Article published in the Sunday Express, 23 August 2015. © Richard Kemp
JEREMY Corbyn thinks the betrayal of our Armed Forces is a price worth paying to persuade the Labour Party’s disaffected anti-war activists to support his leadership bid.
That is what his proposed apology for the British involvement in the Iraq war would amount to: a betrayal of the 197 British troops killed, the hundreds wounded and the thousands who bravely fought for their country in Iraq.

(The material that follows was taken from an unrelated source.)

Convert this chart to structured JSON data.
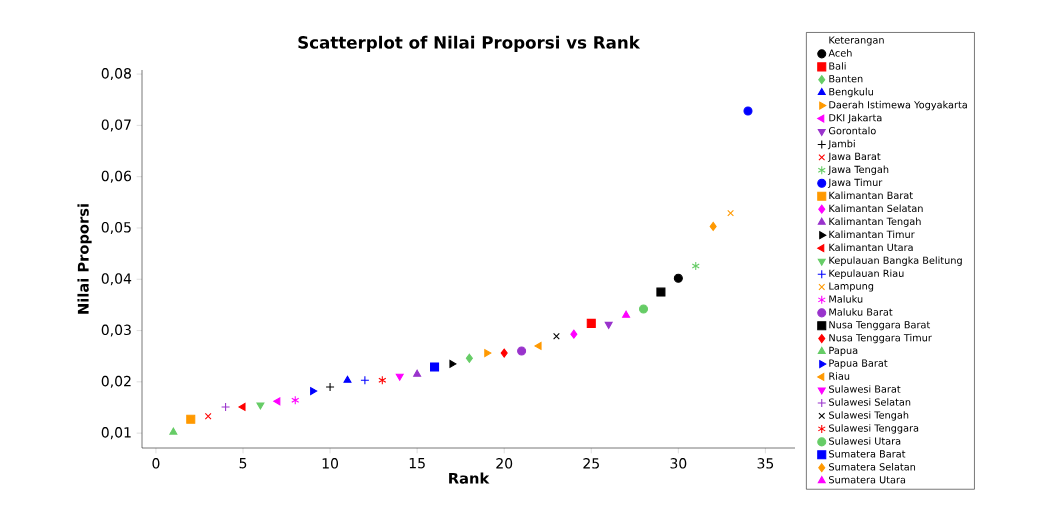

He would not only be telling those troops and their families their sacrifice was for nothing but also their actions were illegal, immoral and dishonourable.
Of course the war remains deeply controversial but Mr Corbyn’s unsubstantiated, rabblerousing declaration that it was illegal does not make it so and Britain’s involvement was not, as he alleges, based on deception.
I was working for the Joint Intelligence Committee at the time of the invasion.
I was not directly involved in the decision making or in the production of the weapons of mass destruction dossier but was aware of the war planning at the top level.
There was an absolute belief among the political and military decision-makers, based on intelligence, that the Iraqi government possessed chemical weapons.
Saddam Hussein’s long-term sponsorship of international terrorism, his regime’s associations with Al Qaeda and his hatred of the West meant the risk that he might transfer chemical weapons to Islamist extremists or use them himself simply could not be taken.